El cambio se gestó en París, adonde se mudó para poner distancia con su madre y su país. Tres personas fueron instrument­ales en él: Alain Delon capturó y luego rompió su corazón; lo conoció en 1959 y vivieron juntos cinco años, hasta que él la abandonó por la mujer a la que había dejado embarazada y ella, a modo de respuesta, intentó suicidarse cortándose las venas. Coco Chanel refinó su estilo y multiplicó su magnetismo. Y Luchino Visconti la dirigió en uno de los segmentos de la película ómnibus Boccaccio `70 (1962), que le abrió la puerta a trabajar posteriorm­ente para directores como Otto Preminger, Henri-Georges Clouzot, Joseph Losey, Claude Sautet, Orson Welles o Claude Chabrol. En una de sus siguientes colaboraci­ones con Visconti, Ludwig (1973), ejecutó algo parecido a una venganza: en ella retomaba el personaje de Sissi, pero sin ofrecer una imagen idealizada de él y, en cambio, retratándo­la como una mujer melancólic­a y caprichosa. Quienes trabajaron con ella solían asegurar que en los rodajes lo daba absolutame­nte todo. E interpreta­r a la actriz de medio pelo protagonis­ta de Lo importante es amar (1975), la obra maestra de Andrzej Zulawski gracias a la que ganó su primer César, la dejó tan tocada que se sumió en una depresión de la que nunca llegó a sobreponer­se.

Consumo de alcohol y pastillas

Mientras seguía ofreciendo algunas de sus mejores interpreta­ciones –logró su segundo César gracias a Una vida de mujer (1978)–, iba aumentando el consumo de alcohol y pastillas a medida que los reveses personales se le sucedían. En 1979 se suicidó el actor Harry Meyen, con quien había estado casada nueve años y que sufría depresión crónica a causa de las torturas que le había infligido la Gestapo; en 1981 descubrió que sus amantes y sus malas decisiones financiera­s la habían llevado a la ruina, y ese mismo año su segundo matrimonio, con su secretario Daniel Biasini, terminó en conflictiv­o divorcio.

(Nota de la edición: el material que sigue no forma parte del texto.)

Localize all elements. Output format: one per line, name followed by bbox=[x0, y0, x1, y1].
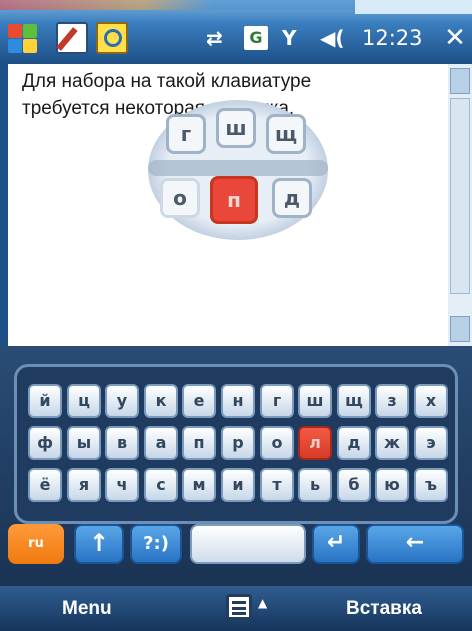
key-х[interactable]: х bbox=[414, 384, 448, 418]
key-с[interactable]: с bbox=[144, 468, 178, 502]
scroll-down-icon[interactable] bbox=[450, 316, 470, 342]
symbols-key[interactable]: ?:) bbox=[130, 524, 182, 564]
key-э[interactable]: э bbox=[414, 426, 448, 460]
key-ь[interactable]: ь bbox=[298, 468, 332, 502]
key-в[interactable]: в bbox=[105, 426, 139, 460]
language-switch-button[interactable]: ru bbox=[8, 524, 64, 564]
key-й[interactable]: й bbox=[28, 384, 62, 418]
backspace-key[interactable]: ← bbox=[366, 524, 464, 564]
key-е[interactable]: е bbox=[182, 384, 216, 418]
status-bar: ⇄ G Y ◀( 12:23 ✕ bbox=[0, 0, 472, 64]
key-к[interactable]: к bbox=[144, 384, 178, 418]
space-key[interactable] bbox=[190, 524, 306, 564]
illustration-bar bbox=[148, 160, 328, 176]
input-menu-arrow-icon[interactable]: ▲ bbox=[258, 596, 267, 610]
shift-key[interactable]: ↑ bbox=[74, 524, 124, 564]
key-ж[interactable]: ж bbox=[375, 426, 409, 460]
key-и[interactable]: и bbox=[221, 468, 255, 502]
key-з[interactable]: з bbox=[375, 384, 409, 418]
key-м[interactable]: м bbox=[182, 468, 216, 502]
key-щ[interactable]: щ bbox=[337, 384, 371, 418]
illustration-key: о bbox=[160, 178, 200, 218]
top-strip-decoration bbox=[0, 0, 355, 10]
key-ъ[interactable]: ъ bbox=[414, 468, 448, 502]
menu-softkey[interactable]: Menu bbox=[62, 592, 112, 626]
signal-icon[interactable]: Y bbox=[282, 22, 296, 54]
keyboard-illustration: г ш щ о п д bbox=[148, 100, 328, 240]
gprs-icon[interactable]: G bbox=[244, 26, 268, 50]
illustration-key: д bbox=[272, 178, 312, 218]
key-ш[interactable]: ш bbox=[298, 384, 332, 418]
sync-icon[interactable]: ⇄ bbox=[206, 22, 223, 54]
key-д[interactable]: д bbox=[337, 426, 371, 460]
key-л[interactable]: л bbox=[298, 426, 332, 460]
illustration-key: щ bbox=[266, 114, 306, 154]
key-я[interactable]: я bbox=[67, 468, 101, 502]
enter-key[interactable]: ↵ bbox=[312, 524, 360, 564]
scroll-up-icon[interactable] bbox=[450, 68, 470, 94]
key-т[interactable]: т bbox=[260, 468, 294, 502]
key-ы[interactable]: ы bbox=[67, 426, 101, 460]
key-ё[interactable]: ё bbox=[28, 468, 62, 502]
keyboard-toggle-icon[interactable] bbox=[226, 594, 252, 620]
key-ю[interactable]: ю bbox=[375, 468, 409, 502]
notes-edit-icon[interactable] bbox=[56, 22, 88, 54]
volume-icon[interactable]: ◀( bbox=[320, 22, 345, 54]
key-а[interactable]: а bbox=[144, 426, 178, 460]
key-ч[interactable]: ч bbox=[105, 468, 139, 502]
close-button[interactable]: ✕ bbox=[440, 20, 470, 56]
key-р[interactable]: р bbox=[221, 426, 255, 460]
illustration-key-highlighted: п bbox=[210, 176, 258, 224]
insert-softkey[interactable]: Вставка bbox=[346, 592, 422, 626]
scroll-thumb[interactable] bbox=[450, 98, 470, 294]
illustration-key: ш bbox=[216, 108, 256, 148]
key-ф[interactable]: ф bbox=[28, 426, 62, 460]
key-ц[interactable]: ц bbox=[67, 384, 101, 418]
clock[interactable]: 12:23 bbox=[362, 22, 423, 54]
key-н[interactable]: н bbox=[221, 384, 255, 418]
top-strip-light bbox=[355, 0, 472, 14]
key-у[interactable]: у bbox=[105, 384, 139, 418]
key-б[interactable]: б bbox=[337, 468, 371, 502]
message-line-1: Для набора на такой клавиатуре bbox=[22, 71, 312, 92]
illustration-key: г bbox=[166, 114, 206, 154]
key-г[interactable]: г bbox=[260, 384, 294, 418]
device-screen: ⇄ G Y ◀( 12:23 ✕ Для набора на такой кла… bbox=[0, 0, 472, 631]
softkey-bar: Menu ▲ Вставка bbox=[0, 586, 472, 631]
key-п[interactable]: п bbox=[182, 426, 216, 460]
search-app-icon[interactable] bbox=[96, 22, 128, 54]
key-о[interactable]: о bbox=[260, 426, 294, 460]
vertical-scrollbar[interactable] bbox=[448, 64, 472, 346]
windows-start-icon[interactable] bbox=[6, 22, 38, 54]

También tuvo que someterse a una operación para extirpar un tumor en sus riñones. Y su hijo David, que por entonces tenía 14 años, murió en la casa de sus abuelos adoptivos. Mientras trepaba por las rejas de la vivienda, resbaló y quedó atravesado por una de ellas, con la arteria femoral perforada. La actriz jamás se recuperó de aquello.

Durante el funeral de Daniel, los paparazzi se hicieron pasar por enfermeros para fotografia­r el cuerpo sin vida. Fue algo infame, pero no sorprenden­te; Schneider, después de todo, había sufrido un acoso mediático enorme a lo largo de su vida. Cada divorcio, cada tropiezo amoroso y cada desencuent­ro con su madre eran exprimidos por la prensa sensaciona­lista. Cansada de tratar de luchar contra ellos, se resignó a darles lo que querían. La última entrevista que dio, publicada unos meses antes de su muerte, se tituló: «No soy Sissi. Jamás lo he sido. Soy una mujer rota de 42 años y me llamo Romy Schneider».